ママの読んでいる部分を追って文字を憶えるしかない。
それから俺は前世でも使った事の無いほどの集中力と勤勉さを発揮して、毎日毎日、同じ本を繰り返し繰り返し読んでもらった。
「ファルエルちゃんは本当に『天界ネズミの大冒険』が大好きね〜。ママも本を見なくても憶えちゃった。ご本なしでママが話してあげましょうかね〜」
いや待ってママ。それは困る。どうしても困る。ママのお話は本当に嬉しいのだが、本が無いと文字が憶えられない」
「ううっ。うぇぇ〜ん」
俺は泣きながら本にしがみついた。
「あらあら、ファルエルちゃんそんなにこのご本が気に入ったんでちゅね。分かりました。今まで通りご本で読んであげまちゅね〜」
おおっ。俺の思いがママに通じた。流石は俺のママだ。
「うふっ。ううっ、ありあと」
「ファルエルちゃん。今ありがとうって言わなかった?きゃ〜ママ感激しちゃった。いくらでも読んであげますからね〜」
俺の言葉に感激してくれたママは、それまで以上に何回も何回も『天界ネズミの大冒険』を読んでくれた。
ママの読み聞かせを1カ月間繰り返し、本の文字を追いながら聞き続けた結果俺はかなりの文字を認識する事ができるようになっていた。
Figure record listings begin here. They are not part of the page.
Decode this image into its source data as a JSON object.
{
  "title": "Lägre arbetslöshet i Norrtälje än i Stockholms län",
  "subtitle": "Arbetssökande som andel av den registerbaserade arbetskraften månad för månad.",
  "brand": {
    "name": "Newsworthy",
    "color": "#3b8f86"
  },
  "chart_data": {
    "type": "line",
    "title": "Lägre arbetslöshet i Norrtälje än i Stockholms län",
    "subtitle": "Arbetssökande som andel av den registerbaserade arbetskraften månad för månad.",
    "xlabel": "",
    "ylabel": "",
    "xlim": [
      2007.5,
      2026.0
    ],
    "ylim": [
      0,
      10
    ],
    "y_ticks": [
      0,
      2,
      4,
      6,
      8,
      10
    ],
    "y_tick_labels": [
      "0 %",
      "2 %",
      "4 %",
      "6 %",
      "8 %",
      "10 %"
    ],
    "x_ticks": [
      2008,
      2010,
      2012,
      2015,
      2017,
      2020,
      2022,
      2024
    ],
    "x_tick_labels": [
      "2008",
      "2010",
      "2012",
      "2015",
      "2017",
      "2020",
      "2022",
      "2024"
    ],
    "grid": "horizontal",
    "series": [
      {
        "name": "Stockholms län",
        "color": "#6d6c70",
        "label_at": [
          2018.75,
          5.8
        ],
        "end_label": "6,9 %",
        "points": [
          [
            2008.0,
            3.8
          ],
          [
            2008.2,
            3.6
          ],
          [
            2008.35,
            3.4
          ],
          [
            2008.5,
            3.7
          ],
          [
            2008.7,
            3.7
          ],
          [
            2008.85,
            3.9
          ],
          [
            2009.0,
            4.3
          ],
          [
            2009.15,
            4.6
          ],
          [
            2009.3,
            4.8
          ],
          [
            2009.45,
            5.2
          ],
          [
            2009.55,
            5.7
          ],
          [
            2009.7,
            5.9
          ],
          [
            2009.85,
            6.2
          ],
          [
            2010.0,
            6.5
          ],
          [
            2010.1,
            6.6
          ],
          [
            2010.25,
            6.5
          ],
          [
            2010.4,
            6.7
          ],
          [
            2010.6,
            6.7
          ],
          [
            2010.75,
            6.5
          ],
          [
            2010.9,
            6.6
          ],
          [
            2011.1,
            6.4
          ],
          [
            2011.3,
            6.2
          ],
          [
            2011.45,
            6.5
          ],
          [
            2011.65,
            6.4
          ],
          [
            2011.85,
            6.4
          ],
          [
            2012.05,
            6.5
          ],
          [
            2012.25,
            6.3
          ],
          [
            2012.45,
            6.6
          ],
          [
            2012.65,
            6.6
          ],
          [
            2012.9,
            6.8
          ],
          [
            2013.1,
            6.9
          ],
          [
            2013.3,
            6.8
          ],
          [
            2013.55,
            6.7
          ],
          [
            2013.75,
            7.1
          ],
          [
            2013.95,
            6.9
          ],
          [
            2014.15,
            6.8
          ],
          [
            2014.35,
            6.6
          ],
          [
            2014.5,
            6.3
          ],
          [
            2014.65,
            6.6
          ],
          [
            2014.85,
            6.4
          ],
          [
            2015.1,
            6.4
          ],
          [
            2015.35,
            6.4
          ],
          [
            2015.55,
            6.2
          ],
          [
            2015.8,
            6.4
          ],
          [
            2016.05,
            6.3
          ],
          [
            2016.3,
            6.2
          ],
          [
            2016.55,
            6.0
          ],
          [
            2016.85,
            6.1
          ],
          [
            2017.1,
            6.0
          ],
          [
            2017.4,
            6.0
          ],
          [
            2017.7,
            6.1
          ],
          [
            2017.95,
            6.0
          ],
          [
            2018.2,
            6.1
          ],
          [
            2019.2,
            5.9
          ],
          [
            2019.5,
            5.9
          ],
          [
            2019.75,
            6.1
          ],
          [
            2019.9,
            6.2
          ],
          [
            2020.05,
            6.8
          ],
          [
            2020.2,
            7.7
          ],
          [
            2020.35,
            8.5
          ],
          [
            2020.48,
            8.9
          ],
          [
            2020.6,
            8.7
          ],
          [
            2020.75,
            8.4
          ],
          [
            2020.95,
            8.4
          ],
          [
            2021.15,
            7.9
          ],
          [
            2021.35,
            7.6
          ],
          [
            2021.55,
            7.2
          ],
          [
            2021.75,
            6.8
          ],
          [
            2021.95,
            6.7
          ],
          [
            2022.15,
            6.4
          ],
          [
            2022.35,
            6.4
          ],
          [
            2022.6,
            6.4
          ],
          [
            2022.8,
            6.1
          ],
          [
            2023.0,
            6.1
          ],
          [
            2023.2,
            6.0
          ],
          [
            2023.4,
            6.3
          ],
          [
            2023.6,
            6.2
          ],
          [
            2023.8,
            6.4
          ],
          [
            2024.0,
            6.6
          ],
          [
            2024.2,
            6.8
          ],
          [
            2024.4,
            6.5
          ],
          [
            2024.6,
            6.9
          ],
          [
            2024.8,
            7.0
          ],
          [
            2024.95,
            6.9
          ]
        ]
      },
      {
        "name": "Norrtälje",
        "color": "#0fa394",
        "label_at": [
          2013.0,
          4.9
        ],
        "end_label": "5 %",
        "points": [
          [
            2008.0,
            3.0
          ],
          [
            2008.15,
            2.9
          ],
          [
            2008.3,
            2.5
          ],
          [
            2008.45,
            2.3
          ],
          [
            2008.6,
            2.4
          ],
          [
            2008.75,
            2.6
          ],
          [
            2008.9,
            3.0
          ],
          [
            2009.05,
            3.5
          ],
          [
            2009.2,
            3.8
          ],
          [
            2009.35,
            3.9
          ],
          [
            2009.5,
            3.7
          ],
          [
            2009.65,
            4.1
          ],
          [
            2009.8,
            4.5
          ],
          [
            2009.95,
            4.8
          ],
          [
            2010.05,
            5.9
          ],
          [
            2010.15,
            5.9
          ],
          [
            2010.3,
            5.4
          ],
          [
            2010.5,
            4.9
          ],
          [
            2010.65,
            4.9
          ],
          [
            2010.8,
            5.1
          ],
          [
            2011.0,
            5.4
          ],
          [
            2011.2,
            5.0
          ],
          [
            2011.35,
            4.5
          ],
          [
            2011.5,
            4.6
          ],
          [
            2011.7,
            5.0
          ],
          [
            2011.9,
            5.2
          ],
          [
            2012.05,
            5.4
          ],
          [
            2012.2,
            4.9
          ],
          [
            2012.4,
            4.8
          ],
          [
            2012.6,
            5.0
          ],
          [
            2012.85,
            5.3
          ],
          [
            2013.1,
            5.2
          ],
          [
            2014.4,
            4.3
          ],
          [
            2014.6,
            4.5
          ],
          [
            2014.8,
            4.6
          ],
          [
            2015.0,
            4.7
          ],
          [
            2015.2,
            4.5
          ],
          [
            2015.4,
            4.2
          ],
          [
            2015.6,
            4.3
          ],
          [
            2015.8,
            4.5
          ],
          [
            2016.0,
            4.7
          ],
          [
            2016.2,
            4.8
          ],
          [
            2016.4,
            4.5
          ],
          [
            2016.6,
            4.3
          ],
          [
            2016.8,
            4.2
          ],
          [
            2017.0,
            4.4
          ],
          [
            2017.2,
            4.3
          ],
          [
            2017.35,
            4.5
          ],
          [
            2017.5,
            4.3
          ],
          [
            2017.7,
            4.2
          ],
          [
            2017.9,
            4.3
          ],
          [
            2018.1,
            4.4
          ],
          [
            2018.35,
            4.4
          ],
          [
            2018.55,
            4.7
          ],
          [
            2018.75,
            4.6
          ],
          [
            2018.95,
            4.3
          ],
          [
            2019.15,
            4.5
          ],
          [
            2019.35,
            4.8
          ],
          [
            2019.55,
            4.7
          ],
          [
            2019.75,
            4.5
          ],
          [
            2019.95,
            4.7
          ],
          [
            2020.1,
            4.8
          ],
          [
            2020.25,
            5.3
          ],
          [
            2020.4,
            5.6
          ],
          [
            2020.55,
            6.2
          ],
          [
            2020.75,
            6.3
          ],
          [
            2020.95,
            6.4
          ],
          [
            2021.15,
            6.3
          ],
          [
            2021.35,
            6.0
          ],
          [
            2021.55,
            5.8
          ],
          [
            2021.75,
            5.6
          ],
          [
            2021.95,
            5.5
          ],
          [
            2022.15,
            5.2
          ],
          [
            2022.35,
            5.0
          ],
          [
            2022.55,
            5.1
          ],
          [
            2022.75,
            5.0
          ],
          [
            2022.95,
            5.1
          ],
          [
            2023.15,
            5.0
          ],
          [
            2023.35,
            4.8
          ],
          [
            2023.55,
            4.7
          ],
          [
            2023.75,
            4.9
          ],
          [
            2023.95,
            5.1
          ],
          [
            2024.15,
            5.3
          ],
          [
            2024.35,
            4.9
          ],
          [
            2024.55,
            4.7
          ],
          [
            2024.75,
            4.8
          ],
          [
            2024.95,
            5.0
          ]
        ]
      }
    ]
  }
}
流石に書く事は殆ど出来そうに無いが読み取るだけなら『天界ネズミの大冒険』に出てくる文字だけで有れば
9割程度理解できるようになった。
これで、知識を得る為の本をようやく読めると思い、1人で下段の本を取り出して読んでみたが、殆ど読めなかった。読める部分もあるにはあったが、『天界ネズミの大冒険』には全く出てこない文字が多すぎて、読み取る事が出来なかった。
「あらあら、ファルエルちゃんまた難しい本を読んでいるのね〜。『天界史実』なんて読んでるのね。また新しい本に替えてあげますね〜」
今度ママが持ってきてくれた本は『天界犬マリーの大冒険』
なんだ?天界の本は大冒険ばっかりなのか?
まあ、せっかくママが持ってきてくれたのだからしっかり集中してママの読み聞かせを頭に叩き込みたい。